Eu, que não cago ignorância, mas cago (afirmo isso tendo certeza do elevado grau de cultura das minhas fezes), sento-me no vaso e o faço. Levanto-me, passo pelo espelho e não sei quem vi. Até agora sou o Pedro, mas ainda não fomos apresentados. Tenho certeza de que sou esse cara porque está lá na carteira de identificação: Pedro Nicolau Tomé Simas – 12795325-5 IFP. Sei que sou eu, pelo simples fato de que acordo e durmo sob o mesmo ponto de vista e embora pouca, tenho memória da vida desse eu que eu sou, mas não sei quem sou eu. Tampouco sei quem sou até agora, pois até nisso me enrolo e perco. Indeciso, não me defino e nem conseguiria, pois não me reconheço a não ser pela imagem, que poderia muito bem ser uma copia de um outro eu que não conheço e que não seja eu, mas sim o eu de outro. A um tempo me disseram que um tal de Felipe era eu, ou eu era ele. Não souberam se decidir (tal como eu não me decido) quem é quem, ou se são ambos os dois. O importante é que eu não saiba nada da vida desse outro eu pra que não me confunda, mais. Já me basto com minha própria confusão que explode a cada segundo. Outra seria covardia, ou comigo, ou com ele. A quem, não importa. Sigo assim meu caminho com o único eu que desconheço até a sala onde me deparo com um livro do autor Campos de Carvalho (que não sou eu, mas a quem me sinto copiando enquanto escrevo, e não copio), jogo-o fora para não mais lembrar que não posso ser como ele, ou ao menos escrever como ele, a quem copio agora, mal e porcamente. Caguei pra tudo isso e fui pra rua.
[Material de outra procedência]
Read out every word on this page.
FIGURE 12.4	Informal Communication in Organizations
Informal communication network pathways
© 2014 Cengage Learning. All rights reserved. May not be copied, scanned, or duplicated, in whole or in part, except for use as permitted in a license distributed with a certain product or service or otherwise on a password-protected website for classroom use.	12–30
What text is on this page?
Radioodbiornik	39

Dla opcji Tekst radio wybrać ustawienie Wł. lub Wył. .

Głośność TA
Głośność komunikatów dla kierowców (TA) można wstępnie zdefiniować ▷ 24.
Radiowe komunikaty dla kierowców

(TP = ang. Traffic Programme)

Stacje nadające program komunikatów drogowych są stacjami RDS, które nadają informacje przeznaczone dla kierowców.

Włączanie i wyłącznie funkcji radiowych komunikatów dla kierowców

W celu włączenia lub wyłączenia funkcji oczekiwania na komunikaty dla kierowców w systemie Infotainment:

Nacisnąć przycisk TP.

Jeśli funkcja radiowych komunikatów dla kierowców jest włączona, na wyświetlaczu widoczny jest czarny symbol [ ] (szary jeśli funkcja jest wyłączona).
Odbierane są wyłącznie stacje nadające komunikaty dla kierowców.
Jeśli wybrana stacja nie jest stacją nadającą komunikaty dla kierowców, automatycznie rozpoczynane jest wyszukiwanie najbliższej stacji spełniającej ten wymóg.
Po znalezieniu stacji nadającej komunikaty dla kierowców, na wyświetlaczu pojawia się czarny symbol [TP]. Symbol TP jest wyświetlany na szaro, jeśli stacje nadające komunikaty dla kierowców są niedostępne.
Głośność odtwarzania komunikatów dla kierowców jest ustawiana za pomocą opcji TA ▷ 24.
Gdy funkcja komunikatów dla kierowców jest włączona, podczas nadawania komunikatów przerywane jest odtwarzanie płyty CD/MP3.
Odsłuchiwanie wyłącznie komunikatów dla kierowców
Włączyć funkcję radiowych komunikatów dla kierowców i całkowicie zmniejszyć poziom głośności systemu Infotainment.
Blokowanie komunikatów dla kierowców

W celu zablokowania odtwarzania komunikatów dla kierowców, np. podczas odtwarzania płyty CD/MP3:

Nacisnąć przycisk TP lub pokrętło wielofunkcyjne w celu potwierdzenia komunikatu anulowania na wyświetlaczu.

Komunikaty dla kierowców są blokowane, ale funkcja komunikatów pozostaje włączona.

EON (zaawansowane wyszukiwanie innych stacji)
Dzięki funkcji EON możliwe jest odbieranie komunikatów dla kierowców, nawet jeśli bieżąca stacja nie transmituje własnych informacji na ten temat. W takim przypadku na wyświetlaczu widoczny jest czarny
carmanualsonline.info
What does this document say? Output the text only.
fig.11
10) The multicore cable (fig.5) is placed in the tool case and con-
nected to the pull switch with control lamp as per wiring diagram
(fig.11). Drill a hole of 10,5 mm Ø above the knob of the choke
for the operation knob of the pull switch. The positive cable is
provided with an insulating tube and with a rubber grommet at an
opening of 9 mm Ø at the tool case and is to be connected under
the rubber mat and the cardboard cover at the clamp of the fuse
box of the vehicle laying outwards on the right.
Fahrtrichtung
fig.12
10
Já um tanto inebriado de tanto pensar nas coisas que EU sei fazer, os trabalhos que EU ainda não tenho, no tanto de coisas que ninguém sabe que EU sei e se soubessem ME dariam mais oportunidade, cruzo com uma moça. Que porra é essa!! Parei simplesmente e curti o pasmo que era só meu (me foi nítido que ninguém mais percebeu o esplendor que era essa menina). Ao que recuperei o fôlego, já tinha sumido. Fiquei o resto do meu dia no mesmo lugar esperando que ela voltasse, e se voltasse não faria nada, apenas olhava de novo. Eu que sou eu mesmo faço isso frequentemente e nisso às vezes me reconheço (mas não sei que tipo de homem sou ao fazê-lo – romântico ou pervertido) e nas oportunidades que tive e quis tomar abordagem não me foi possível devido a minha própria falta de coragem. É muito triste um homem não ter oportunidade de se conhecer para saber seus limites e não tentar atropela-los, podendo maneja-los a mudar ou não. Não sei quem sou e tento amar a todas as mulheres que me encantam, sem saber que disso não sou capaz. Muito tristes são essas mulheres que passam olhando para si (sem saber quem são) e não vêem que estão sendo amadas, a cada esquina, por muitos e muitos EUs que se perdem em seus olhos e esquecem de si. Quando ama, um homem promove a oportunidade única de saber quem é. Se reconhece nos olhos de alguém que se sabe nos seus (quando cessam de amar, esquecem imediatamente quem são). Não me conheço, mas me reconheço a cada dia nos olhos das meninas que nem me vêem, e por isso não sabem quem eu sou, quem são e nem que me amam profundamente. Ter identidade é se apaixonar muito e sempre e tanto, seja você quem for. Esse sou eu.